2 de março de 2016

Feiras livres (12 )

Por Clênio Sierra de Alcântara


Fotos: do autor     Vamos fazer a feira!



Oitizeiro (João Pessoa – PB). A ida a uma feira livre é uma dessas experiências proporcionadas pelo convívio social pelas quais toda e qualquer pessoa deveria passar. As feiras livres nordestinas podem até ter perdido certas características que incorporavam – uma delas foi a coexistência harmoniosa e simbiótica que mantinham com os mercados públicos, que estão pouco a pouco desaparecendo dos cenários por elas ocupados; outra, que para mim também é bastante significativa diz respeito ao fato de que aquela espécie de quase encantamento que era ver a montagem e desmontagem de uma feira, quando os bancos de madeira nos quais as mercadorias dos feirantes ficavam dispostas e, ao fim do dia, eram levados para depósitos e/ou ruas adjacentes, deixando o pátio temporariamente liberado para outros usos, é uma realidade que, lamentavelmente, tende a desaparecer, porque, contando com o descaso e mesmo com o incentivo de agentes da Municipalidade que, talvez, vejam nessa mudança uma tentativa de “modernização” e “higienização” desse tipo de comércio, de alguma forma estimulam os feirantes a montarem ocupação fixa dos espaços, por vezes construindo até “bancos” de alvenaria -, mas a sua essência permanece conservada em costumes que iniciativas com o propósito de estandardização, creio eu, nunca irão modificar, como a espontaneidade de arrumar no chão mesmo os produtos postos à venda, a exposição de carnes penduradas em ganchos sem qualquer refrigeração e o comércio de animais vivos que ainda é muito acentuado nas feiras livres mais tradicionais.

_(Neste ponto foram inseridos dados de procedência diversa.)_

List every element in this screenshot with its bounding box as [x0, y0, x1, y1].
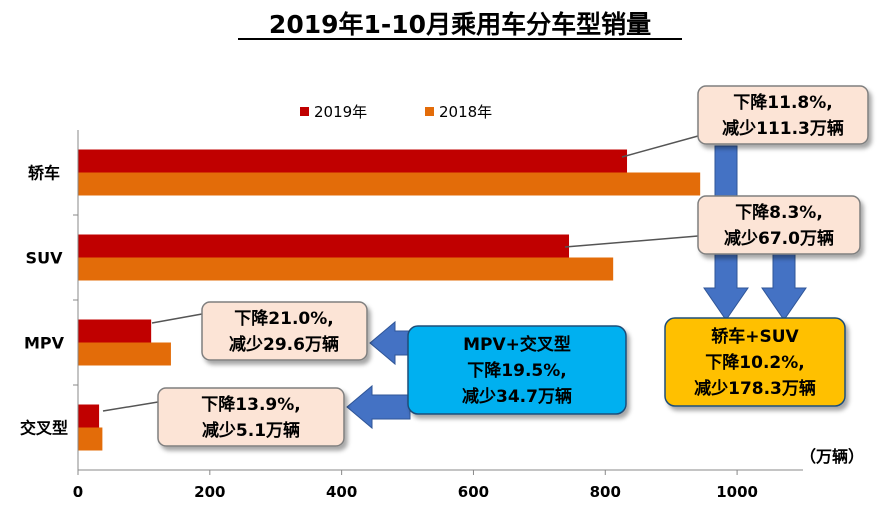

As mercadorias arrumadas no chão são uma das marcas das feiras livres que muito me encanta, porque vejo nisso um traço  primitivo delas; isso remonta ao tempo em que não existiam bancos, tabuleiros ou quaisquer outros suportes para acomodar os produtos





Dando continuidade à minha pesquisa sobre feiras livres – pesquisa, na verdade, que é uma extensão do meu gostar desse acontecimento social -, na manhã do dia 25 de outubro do ano passado, um domingo ensolarado, eu deixei a pousada onde estava abrigado na área central da capital paraibana e tomei um ônibus com destino à popularíssima e agitadíssima feira do bairro do Oitizeiro. Deixem-me logo aqui fazer um esclarecimento: oitizeiro é uma árvore que por vezes alcança grandes dimensões; no Recife de décadas atrás foi bastante usada para ornamentar e sombrear ruas; e o oiti, seu fruto, possui um cheiro muito agradável.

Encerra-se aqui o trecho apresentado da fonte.